Got the LCD to display and touch screen register points correctly (although not 100% precise). I’m not entirely sure where my PR should go and how to actually test it as I’m not familiar with the CI/CD environment so please excuse me for pasting below the commands I entered on the Buster image:

sudo rm -rf LCD-show
git clone https://github.com/goodtft/LCD-show.git
chmod -R 755 LCD-show
cd LCD-show/
# We don't want to reboot right now, so we'll patch that part out 
sed -i 's/^sudo reboot/#sudo reboot/' ./LCD35-show
sudo ./LCD35-show

As that last sudo ./LCD35-show removes our commands from autostart, we need to readd them

grep raspberry-pi-turnkey /etc/rc.local || \
(grep -v "exit 0" /etc/rc.local; echo "su pi -c '/usr/bin/sudo /usr/bin/python3 /home/pi/scripts/raspberry-pi-turnkey/startup.py &'"; echo "su -l pi -c 'sudo xinit /home/pi/scripts/kiosk-xinit.sh'"; echo "exit 0") > rc.local && sudo mv rc.local /etc/rc.local
sudo chmod +x /etc/rc.local

Replace contents of /etc/X11/xorg.conf.d/99-calibration.conf
with below block

Section "InputClass"
        Identifier      "calibration"
        MatchProduct    "ADS7846 Touchscreen"
        Option  "Calibration"   "3934 252 1298 3563"
EndSection

And reboot…

Next thing I noticed missing is the info on the countdown-loading screen (IP and MAC). I have an idea I’ll check another time.
Then next big stop is upgrading to latest openHAB and all our configuration, rules etc… Rich had some good guidelines for that.

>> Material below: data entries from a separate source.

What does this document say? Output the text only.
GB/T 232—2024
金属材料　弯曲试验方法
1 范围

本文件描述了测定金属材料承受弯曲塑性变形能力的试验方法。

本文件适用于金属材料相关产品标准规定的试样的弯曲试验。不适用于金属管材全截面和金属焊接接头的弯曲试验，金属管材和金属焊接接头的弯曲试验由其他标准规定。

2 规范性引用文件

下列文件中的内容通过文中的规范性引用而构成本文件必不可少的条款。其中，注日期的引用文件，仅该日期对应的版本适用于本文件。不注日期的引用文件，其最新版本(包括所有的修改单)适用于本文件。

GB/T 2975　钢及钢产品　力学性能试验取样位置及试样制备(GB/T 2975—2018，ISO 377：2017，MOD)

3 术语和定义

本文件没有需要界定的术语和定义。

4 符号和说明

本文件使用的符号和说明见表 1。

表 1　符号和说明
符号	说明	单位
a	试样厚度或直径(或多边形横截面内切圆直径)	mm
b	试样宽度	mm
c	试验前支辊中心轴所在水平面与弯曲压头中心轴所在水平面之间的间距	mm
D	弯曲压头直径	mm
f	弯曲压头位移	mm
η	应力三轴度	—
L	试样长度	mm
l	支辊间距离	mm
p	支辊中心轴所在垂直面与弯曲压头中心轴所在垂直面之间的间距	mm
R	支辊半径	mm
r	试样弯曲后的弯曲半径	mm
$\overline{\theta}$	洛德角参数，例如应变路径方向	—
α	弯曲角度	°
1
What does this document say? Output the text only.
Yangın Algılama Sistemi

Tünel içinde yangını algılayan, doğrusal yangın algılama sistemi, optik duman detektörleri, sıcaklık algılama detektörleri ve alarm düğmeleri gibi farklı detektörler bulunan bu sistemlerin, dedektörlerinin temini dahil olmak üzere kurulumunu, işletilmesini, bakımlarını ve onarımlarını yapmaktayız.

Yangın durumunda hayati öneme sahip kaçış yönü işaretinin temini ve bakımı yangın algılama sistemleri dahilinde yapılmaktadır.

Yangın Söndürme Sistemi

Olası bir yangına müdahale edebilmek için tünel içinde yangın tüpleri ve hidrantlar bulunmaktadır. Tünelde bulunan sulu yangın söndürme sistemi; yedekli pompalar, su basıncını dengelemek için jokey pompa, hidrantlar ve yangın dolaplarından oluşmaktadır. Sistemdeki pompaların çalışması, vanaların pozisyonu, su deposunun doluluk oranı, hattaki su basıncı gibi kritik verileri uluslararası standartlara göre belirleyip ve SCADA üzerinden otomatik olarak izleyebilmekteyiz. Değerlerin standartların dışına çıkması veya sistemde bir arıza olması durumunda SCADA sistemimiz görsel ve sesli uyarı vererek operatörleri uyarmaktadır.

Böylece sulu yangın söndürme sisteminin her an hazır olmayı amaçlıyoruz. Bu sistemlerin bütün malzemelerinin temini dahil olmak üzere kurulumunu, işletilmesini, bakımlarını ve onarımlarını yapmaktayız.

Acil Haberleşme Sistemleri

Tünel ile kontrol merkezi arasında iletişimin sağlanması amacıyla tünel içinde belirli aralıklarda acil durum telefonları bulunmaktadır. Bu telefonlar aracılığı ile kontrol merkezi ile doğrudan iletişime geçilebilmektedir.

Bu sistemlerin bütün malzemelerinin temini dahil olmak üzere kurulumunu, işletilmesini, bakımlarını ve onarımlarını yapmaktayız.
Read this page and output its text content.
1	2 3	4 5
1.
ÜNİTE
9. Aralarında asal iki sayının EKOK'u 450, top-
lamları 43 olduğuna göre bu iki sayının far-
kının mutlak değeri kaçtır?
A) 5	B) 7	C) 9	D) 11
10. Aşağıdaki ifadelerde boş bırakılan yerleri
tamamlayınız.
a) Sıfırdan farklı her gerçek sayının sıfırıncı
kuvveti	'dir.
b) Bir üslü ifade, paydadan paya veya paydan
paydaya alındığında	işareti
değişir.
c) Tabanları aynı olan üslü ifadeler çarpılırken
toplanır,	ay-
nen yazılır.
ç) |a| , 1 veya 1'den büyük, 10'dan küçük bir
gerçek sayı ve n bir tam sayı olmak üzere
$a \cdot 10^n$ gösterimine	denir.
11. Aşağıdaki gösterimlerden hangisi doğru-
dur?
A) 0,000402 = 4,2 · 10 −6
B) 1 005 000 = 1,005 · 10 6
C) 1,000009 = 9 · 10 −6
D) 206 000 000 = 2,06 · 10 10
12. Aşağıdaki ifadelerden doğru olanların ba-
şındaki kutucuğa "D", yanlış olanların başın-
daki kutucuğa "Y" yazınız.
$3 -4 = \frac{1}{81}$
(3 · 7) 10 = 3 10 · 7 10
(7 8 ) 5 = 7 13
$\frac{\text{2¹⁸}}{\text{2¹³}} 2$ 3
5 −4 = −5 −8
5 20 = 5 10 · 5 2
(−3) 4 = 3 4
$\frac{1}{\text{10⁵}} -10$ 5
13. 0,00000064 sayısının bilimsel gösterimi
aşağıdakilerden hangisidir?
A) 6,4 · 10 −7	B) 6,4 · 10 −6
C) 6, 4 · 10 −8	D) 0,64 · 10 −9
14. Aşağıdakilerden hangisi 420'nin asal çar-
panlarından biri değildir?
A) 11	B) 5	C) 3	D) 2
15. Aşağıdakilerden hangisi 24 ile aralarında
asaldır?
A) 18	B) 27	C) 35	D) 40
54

I put your change in the build scripts and built an image. When I put it on an SD card and booted it, I was able to get to the “connect to the AP and enter your creds” page and that seemed to work. When it rebooted, I got to a screen where the left side just said “OFF” and the flame, snowflake and fan icons didn’t do anything.

The info button did work though, and I saw it was successfully getting on the WiFi. I connected to port 8080 and got a 403-Forbidden error from Jetty. I waited a bit longer and got the same error. I don’t have time to look into it further right now because our guests will be arriving shortly, but I’ll report back when I dig in and figure out what’s failing.